Coca-Cola made an announcement that forever placed them in the Top Ten of “Worst Marketing Blunders” when the company announced the introduction of New Coke. They discontinued producing the original Coke formula and New Coke took its place (the formula for Diet Coke was not changed, however).
Robert Goizueta told employees when he became CEO in 1980 “There are no sacred cows in how the company did its business”. The public was not amused, nor impressed. Ads that appeared on the Houston Astrodome scoreboard were booed heavily by the crowd. Cases of Coke were selling on the black market for $30 a case. Even Fidel Castro, who was a big Coke fan, called New Coke “a sign of American capitalistic decadence.” Goizueta’s own father, who had fled Cuba to avoid Castro’s rule, said it was the only time he had agreed with Castro. Bill Cosby discontinued being the Coke spokesman because he said Coke had damaged his credibility.
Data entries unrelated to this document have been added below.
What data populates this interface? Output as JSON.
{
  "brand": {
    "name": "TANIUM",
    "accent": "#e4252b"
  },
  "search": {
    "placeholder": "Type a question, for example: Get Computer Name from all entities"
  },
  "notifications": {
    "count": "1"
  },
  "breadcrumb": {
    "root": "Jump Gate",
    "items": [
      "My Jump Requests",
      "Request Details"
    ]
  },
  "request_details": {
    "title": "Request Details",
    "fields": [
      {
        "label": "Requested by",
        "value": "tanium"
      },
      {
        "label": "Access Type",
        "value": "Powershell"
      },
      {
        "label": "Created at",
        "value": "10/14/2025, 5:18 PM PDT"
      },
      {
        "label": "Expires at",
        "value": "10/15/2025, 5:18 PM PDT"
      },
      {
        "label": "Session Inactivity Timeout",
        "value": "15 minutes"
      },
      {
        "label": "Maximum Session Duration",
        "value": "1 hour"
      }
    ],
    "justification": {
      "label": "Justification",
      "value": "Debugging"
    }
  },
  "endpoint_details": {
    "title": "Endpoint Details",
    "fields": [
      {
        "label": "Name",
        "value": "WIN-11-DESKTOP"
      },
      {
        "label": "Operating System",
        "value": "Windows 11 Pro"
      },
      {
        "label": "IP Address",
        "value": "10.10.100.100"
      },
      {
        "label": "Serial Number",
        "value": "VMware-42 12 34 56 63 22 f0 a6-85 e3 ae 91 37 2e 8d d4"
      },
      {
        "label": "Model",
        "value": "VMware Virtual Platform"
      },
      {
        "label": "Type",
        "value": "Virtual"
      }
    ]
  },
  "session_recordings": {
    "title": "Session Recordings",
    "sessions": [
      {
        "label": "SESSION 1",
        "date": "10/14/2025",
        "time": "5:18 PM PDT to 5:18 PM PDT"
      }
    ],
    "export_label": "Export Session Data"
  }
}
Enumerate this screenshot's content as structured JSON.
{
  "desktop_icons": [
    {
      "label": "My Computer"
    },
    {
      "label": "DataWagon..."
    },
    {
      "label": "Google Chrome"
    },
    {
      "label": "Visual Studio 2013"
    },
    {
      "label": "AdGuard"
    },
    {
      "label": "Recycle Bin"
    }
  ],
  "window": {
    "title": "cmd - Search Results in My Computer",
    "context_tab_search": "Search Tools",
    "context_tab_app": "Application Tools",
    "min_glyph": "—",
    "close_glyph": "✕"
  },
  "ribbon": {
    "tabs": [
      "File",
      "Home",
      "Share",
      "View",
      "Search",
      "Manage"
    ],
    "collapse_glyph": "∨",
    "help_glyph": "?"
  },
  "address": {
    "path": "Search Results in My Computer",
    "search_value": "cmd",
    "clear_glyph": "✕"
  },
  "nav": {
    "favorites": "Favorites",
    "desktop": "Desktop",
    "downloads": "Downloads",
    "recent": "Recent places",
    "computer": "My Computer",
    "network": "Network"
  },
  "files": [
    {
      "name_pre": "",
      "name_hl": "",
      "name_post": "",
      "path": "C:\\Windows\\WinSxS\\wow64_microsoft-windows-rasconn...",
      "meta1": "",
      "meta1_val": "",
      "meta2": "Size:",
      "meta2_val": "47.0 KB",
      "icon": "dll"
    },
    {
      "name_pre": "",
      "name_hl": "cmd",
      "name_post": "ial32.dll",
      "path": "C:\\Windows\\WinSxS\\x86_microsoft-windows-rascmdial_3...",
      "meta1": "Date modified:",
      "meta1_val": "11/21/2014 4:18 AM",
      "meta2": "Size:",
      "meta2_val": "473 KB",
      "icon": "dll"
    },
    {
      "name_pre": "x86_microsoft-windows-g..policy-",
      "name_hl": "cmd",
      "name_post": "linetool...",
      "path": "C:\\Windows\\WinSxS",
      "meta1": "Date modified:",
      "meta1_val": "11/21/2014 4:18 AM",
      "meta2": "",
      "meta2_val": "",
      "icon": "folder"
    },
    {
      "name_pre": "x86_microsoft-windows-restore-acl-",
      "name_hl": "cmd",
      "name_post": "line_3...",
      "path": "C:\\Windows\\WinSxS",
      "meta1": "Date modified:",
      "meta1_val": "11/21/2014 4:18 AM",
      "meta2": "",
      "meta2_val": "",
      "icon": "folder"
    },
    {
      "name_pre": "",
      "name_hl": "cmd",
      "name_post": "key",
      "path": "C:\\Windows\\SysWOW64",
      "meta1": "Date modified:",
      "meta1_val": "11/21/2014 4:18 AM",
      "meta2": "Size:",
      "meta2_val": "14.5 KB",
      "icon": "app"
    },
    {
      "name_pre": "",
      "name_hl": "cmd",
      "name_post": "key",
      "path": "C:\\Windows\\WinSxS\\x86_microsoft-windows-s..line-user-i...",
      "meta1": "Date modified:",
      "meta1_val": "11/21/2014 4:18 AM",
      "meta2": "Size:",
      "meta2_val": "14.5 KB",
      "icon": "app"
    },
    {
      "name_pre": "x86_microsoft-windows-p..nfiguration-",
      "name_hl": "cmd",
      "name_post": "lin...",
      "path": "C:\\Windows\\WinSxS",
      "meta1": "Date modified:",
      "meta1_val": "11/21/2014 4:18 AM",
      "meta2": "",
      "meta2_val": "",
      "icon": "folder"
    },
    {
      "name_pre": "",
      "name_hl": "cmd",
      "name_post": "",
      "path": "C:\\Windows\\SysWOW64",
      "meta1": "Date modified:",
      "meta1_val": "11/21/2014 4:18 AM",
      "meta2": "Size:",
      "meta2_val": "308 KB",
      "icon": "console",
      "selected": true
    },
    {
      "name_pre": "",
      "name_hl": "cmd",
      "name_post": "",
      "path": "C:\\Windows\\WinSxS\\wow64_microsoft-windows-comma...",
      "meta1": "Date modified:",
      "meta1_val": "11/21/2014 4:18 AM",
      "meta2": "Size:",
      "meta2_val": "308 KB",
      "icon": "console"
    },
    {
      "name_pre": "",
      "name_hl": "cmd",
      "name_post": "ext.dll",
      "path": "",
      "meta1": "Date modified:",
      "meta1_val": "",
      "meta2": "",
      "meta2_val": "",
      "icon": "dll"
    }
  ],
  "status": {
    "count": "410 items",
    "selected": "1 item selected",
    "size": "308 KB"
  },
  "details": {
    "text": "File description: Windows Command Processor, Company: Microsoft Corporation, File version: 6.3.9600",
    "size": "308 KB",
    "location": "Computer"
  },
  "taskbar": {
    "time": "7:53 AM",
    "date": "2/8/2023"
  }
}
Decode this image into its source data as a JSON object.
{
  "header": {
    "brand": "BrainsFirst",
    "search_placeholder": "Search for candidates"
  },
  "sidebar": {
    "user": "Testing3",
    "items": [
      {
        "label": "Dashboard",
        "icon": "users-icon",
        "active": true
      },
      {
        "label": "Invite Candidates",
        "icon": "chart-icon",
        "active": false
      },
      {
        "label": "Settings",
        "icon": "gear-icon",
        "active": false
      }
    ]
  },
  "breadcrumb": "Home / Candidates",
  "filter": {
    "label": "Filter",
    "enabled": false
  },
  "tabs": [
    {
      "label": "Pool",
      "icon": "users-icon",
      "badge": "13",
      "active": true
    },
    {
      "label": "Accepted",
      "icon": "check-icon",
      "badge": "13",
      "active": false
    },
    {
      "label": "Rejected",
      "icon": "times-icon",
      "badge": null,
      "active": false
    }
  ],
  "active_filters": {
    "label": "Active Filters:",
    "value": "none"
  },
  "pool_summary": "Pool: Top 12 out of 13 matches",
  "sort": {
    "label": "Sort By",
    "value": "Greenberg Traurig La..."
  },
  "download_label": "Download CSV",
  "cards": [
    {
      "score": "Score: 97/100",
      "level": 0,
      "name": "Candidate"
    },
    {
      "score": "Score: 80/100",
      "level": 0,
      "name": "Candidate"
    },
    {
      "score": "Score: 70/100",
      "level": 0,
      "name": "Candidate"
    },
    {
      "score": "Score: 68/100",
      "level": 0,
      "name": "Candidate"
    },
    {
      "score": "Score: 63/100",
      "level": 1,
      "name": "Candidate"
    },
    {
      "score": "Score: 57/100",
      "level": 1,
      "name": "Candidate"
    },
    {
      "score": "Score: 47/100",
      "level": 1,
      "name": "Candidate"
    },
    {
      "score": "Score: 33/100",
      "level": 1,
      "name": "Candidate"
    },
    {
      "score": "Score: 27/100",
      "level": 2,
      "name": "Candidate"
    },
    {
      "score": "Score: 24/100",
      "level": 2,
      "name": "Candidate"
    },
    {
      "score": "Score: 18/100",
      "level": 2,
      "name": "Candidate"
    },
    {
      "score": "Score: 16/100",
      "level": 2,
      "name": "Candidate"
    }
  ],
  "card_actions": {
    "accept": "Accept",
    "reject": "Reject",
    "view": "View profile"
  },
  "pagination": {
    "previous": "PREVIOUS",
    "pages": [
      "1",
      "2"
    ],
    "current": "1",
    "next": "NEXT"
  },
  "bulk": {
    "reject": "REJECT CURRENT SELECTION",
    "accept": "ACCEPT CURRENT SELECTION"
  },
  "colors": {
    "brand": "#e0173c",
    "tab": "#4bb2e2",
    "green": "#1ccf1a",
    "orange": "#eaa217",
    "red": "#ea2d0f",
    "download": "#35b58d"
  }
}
The backlash was so severe (thousands of phone calls and over 40,000 letters) that it only took three months for Coca Cola to backpedal and re-introduce the original Coke formula under the name of “Coke Classic” on July 10th. It was such big news that ABC’s Brian Jennings interrupted “General Hospital” with the headline.
Within six months, Coke sales increased at more than twice the rate of Pepsi and by the end of the year, New Coke was a mere 3% of the market share. It was eventually discontinued and “Coke Classic” was relabeled just plain “Coke” again.
"There is a twist to this story which will please every humanist and will probably keep Harvard professors puzzled for years," said Coke President Donald Keough at a press conference. "The simple fact is that all the time and money and skill poured into consumer research on the new Coca-Cola could not measure or reveal the deep and abiding emotional attachment to original Coca-Cola felt by so many people."